我的数据框类似于一个波纹管
我要删除文本并仅从该数据框中的每个列中保留数字
预期的输出类似这样
到目前为止,我已经尝试过
import json
import requests
import pandas as pd
URL = 'https://xxxxx.com'
req = requests.get(URL,auth=('xxx', 'xxx') )
text_data= req.text
json_dict= json.loads(text_data)
df = pd.DataFrame.from_dict(json_dict["measurements"])
cols_to_keep =['source','battery','c8y_TemperatureMeasurement','time','c8y_DistanceMeasurement']
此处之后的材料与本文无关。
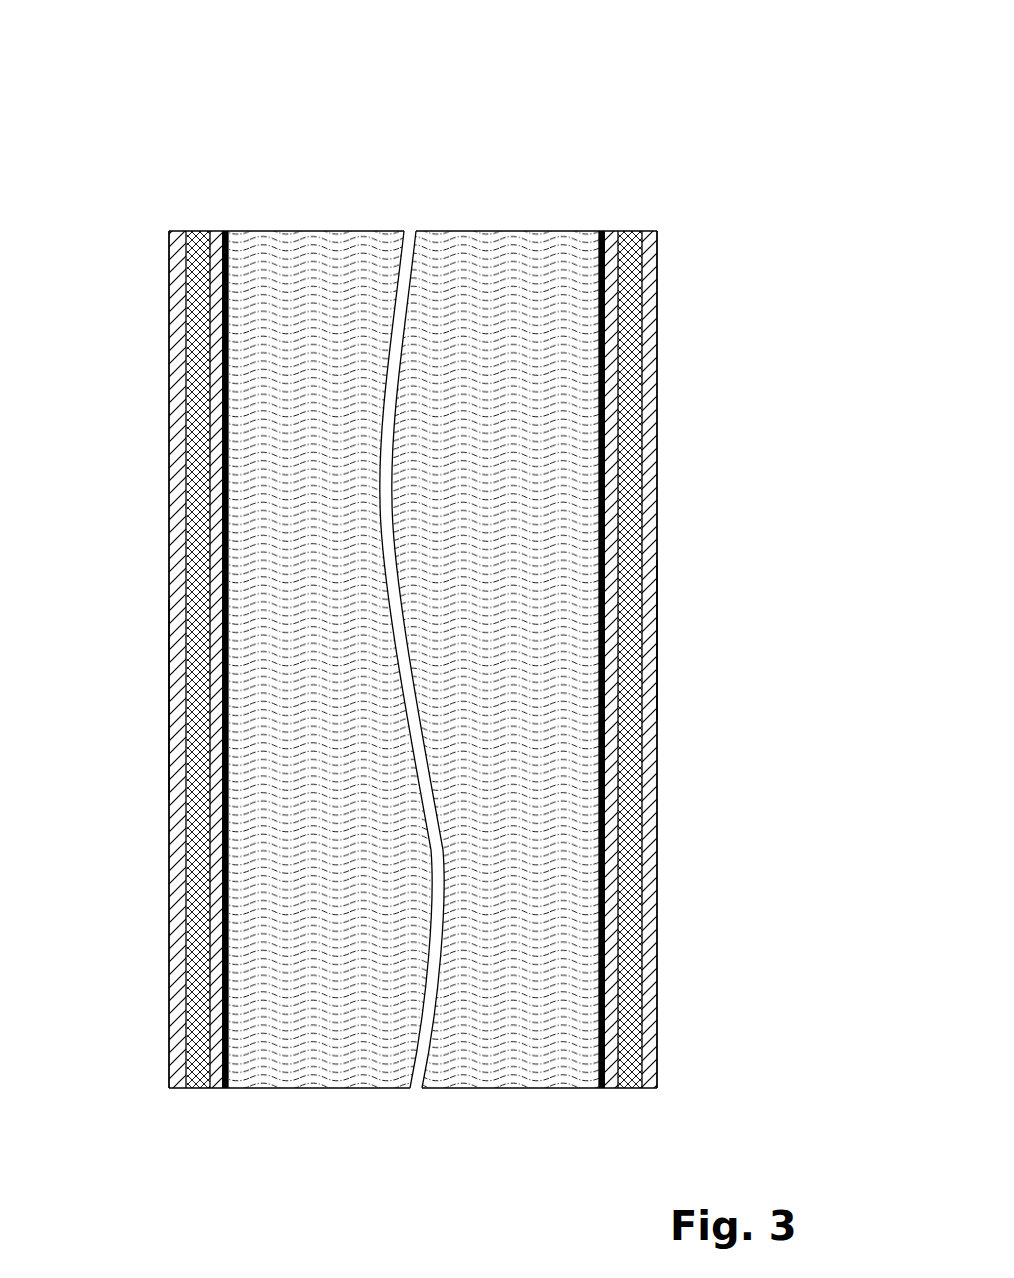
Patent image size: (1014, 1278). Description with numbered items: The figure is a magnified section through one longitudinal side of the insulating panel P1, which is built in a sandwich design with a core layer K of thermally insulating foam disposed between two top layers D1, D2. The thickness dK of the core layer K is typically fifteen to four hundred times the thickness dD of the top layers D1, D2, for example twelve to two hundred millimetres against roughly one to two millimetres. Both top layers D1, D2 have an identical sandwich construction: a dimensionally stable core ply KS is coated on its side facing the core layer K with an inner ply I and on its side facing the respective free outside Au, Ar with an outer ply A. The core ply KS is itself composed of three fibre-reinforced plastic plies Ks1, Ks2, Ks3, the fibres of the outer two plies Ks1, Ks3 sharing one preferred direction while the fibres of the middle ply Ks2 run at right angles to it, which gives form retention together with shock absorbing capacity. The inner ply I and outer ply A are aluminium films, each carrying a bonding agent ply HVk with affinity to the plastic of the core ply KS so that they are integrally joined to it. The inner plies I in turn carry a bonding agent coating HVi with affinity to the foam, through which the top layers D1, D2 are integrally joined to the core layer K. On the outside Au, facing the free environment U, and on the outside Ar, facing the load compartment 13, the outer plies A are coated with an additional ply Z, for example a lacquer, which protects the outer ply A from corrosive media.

The core layer K is at (338, 248).
The insulating panel P1 is at (505, 168).
The outer ply A is at (177, 403).
The core ply KS is at (182, 448).
The fibre-reinforced plastic ply Ks1 is at (190, 1089).
The fibre-reinforced plastic ply Ks2 is at (200, 1089).
The fibre-reinforced plastic ply Ks3 is at (207, 1089).
The inner ply I is at (185, 498).
The bonding agent ply HVk is at (170, 238).
The bonding agent coating HVi is at (226, 250).
The top layer D1 is at (227, 218).
The top layer D2 is at (655, 218).
The additional ply Z is at (168, 661).
The outside Au is at (167, 707).
The outside Ar is at (656, 640).
The free environment U is at (33, 548).
The load compartment 13 is at (771, 683).
The thickness of the top layers dD is at (170, 1072).
The thickness of the core layer dK is at (599, 1072).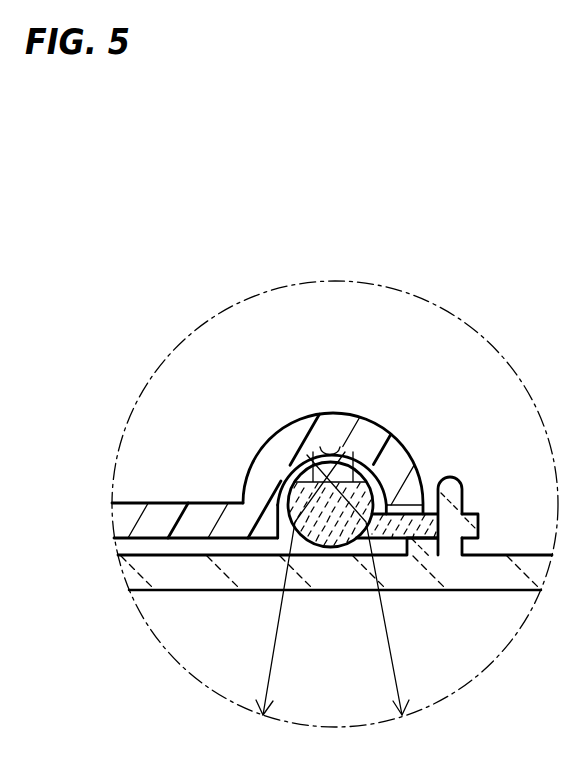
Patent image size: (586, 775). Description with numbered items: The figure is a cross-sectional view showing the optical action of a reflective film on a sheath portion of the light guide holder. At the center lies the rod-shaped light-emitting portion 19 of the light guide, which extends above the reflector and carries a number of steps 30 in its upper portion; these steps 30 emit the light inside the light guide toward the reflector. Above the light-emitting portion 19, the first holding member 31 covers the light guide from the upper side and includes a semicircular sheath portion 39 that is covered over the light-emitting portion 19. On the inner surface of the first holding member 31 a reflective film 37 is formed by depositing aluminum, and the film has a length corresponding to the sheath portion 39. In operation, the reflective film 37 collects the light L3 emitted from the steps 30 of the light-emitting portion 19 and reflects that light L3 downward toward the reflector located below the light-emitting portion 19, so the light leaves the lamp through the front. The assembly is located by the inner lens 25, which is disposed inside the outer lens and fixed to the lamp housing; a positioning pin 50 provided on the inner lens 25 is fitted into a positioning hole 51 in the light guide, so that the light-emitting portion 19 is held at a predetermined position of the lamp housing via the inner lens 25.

The light-emitting portion 19 is at (331, 528).
The inner lens 25 is at (210, 574).
The steps 30 is at (297, 457).
The first holding member 31 is at (181, 502).
The reflective film 37 is at (343, 450).
The sheath portion 39 is at (363, 435).
The positioning pin 50 is at (452, 488).
The positioning hole 51 is at (453, 529).
The light L3 is at (376, 472).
df_final = df[cols_to_keep]
df_final = df_final.rename(columns={'c8y_TemperatureMeasurement': 'Temperature Or T','c8y_DistanceMeasurement':'Distance'})
for col in df_final:
df_final[col] = [''.join(re.findall("\d*\.?\d+", item)) for item in df_final[col]]
答案 0 :(得分:1)
您的代码丢失了以pd格式导入大熊猫,并且数据无法访问,因为它需要凭据。
您可以使用pandas.DataFrame.replace:
示例数据:
df = pd.DataFrame({'a':['abc123abc', 'def456678'], 'b':['123a', 'b456']})
数据框:
a b
0 abc123abc 123a
1 def456678 b456
[^ 0-9。]替换所有非数字字符。
df.replace('[^0-9.]', '', regex=True)
输出:
a b
0 123 123
1 456678 456
编辑: 这里的问题实际上是关于嵌套JSON的,而不是关于替换数据帧中的值的。上面的语句不起作用的原因是因为数据已作为dict保存在数据框中。但是,由于上述解决方案通常是正确的,因此不会对其进行编辑。
修订后的答案:
from pandas.io.json import json_normalize
import requests
import pandas as pd
URL = 'https://wastemanagement.post-iot.lu/measurement/measurements?source=83512& pageSize=1000000000&dateFrom=2019-10-26&dateTo=2019-10-28'
req = requests.get(URL,auth=('xxxx', 'xxxx') )
text_data= req.text
json_dict= json.loads(text_data)
df= json_normalize(json_dict['measurements'])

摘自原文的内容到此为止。